The ACE inhibitor ramipril substantially improves pain-free walking time and maximum walking time in patients who have peripheral artery disease with intermittent claudication, according to a report in the Feb. 6 issue of JAMA.
In what the investigators described as the first adequately powered randomized controlled trial to demonstrate ramipril’s benefit in this patient population, the magnitude of improvement in walking performance exceeded that reported for all other drug therapies.
The study subjects reported concomitant improvements in their ability to perform daily activities and their health-related quality of life, said Anna A. Ahimastos, Ph.D., of Baker IDI Heart and Diabetes Institute, Melbourne, and her associates.
The only two drugs currently approved in the United States for this indication, pentoxifylline and cilostazol, are reported to increase walking distance by 15% and 25%, respectively. In this trial, ramipril increased pain-free and maximum walking times by 77% and 123%.
Dr. Ahimastos and colleagues enrolled 212 patients with PAD and intermittent claudication in the double-blind trial, randomly assigning 106 to 6 months of ramipril (10 mg/d) and 106 to matching placebo. The mean age of the subjects was 65.5 years, and all were followed at three medical centers in Australia.
All the study subjects were receiving usual care according to their symptoms and risk profiles, which included antiplatelet and lipid-lowering agents. Roughly one-fourth of each group had diabetes, and the cohort included patients with aortoiliac as well as infrainguinal disease.
At 6-month follow-up, ramipril extended the pain-free walking time by a mean of 75 seconds and the maximum walking time by a mean of 255 seconds, compared with placebo. This corresponds to "a clinically significant increase in uphill walking distance of 184 meters," the investigators said (JAMA 2013;309:453-60).
The drug was particularly effective in patients who had femoropopliteal disease, increasing maximal walking time to 286 seconds, compared with patients who had aortoiliac disease, whose maximal walking time improved by 127 seconds.
These increases were independent of the small changes in blood pressure and ankle-brachial index associated with the drug. They exceed the improvements reported in the literature for other conventional PAD drug therapies including pentoxifylline, cilostazol, dipyridamole, ticlopidine, beraprost, iloprost, naftidrofuryl, and statins, Dr. Ahimastos and her associates said.
Patients in the ramipril group also showed improvements on the Walking Impairment Questionnaire in median walking distance, walking speed, and stair-climbing ability, compared with those in the placebo group. Similarly, the ramipril group showed improvement in the physical component of the Short Form–36, a measure of health-related quality of life, relative to the placebo group.

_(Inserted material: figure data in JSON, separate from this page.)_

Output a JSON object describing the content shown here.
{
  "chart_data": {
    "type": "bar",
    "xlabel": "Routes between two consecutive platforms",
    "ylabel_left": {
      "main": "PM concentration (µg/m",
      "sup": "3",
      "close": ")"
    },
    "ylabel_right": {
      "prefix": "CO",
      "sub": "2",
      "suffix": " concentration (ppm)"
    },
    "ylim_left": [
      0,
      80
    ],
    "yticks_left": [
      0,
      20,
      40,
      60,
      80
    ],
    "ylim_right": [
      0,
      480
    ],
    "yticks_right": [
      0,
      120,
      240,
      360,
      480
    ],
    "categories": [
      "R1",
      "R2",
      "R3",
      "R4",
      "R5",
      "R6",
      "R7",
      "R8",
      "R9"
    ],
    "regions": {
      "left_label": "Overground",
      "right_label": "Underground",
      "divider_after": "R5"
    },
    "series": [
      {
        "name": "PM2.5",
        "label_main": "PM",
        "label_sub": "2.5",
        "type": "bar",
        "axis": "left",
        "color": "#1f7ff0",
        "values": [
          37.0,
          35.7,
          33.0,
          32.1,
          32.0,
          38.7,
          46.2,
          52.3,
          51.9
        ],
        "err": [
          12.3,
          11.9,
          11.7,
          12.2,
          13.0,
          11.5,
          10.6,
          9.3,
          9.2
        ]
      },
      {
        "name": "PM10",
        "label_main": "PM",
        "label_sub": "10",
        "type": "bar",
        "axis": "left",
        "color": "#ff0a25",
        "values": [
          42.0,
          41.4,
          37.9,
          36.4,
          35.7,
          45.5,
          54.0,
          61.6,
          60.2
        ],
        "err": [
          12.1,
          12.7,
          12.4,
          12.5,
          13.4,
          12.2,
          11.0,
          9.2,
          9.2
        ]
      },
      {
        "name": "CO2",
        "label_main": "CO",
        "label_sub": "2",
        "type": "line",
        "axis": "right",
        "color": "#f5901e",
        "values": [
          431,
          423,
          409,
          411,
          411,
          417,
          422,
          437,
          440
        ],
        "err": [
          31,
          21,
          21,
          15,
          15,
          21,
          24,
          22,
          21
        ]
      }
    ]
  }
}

Ramipril did not significantly change any of the laboratory factors measured in the safety monitoring portion of the study. The only adverse events were transient dizziness, which affected 8.5% of the ramipril group and 2.8% of the placebo group, and persistent cough, which prompted seven patients in the ramipril group to withdraw from the study.
It is not yet known how ramipril improves functional capacity in PAD patients with intermittent claudication. Laboratory and animal studies suggest that the drug may increase peripheral blood flow and promote structural and functional changes in skeletal muscle, the researchers said.
This study was limited in that most of the subjects were whites of European descent, and the investigators had to select a population of patients with stable PAD "in whom we could ethically administer either a placebo or an ACE inhibitor" for 6 months. The cohort was thus "restricted to the lower end of the blood pressure spectrum and excluded patients with other major comorbid conditions," so the findings may not be generalizable to patients with higher blood pressure or to ethnically diverse populations, they added.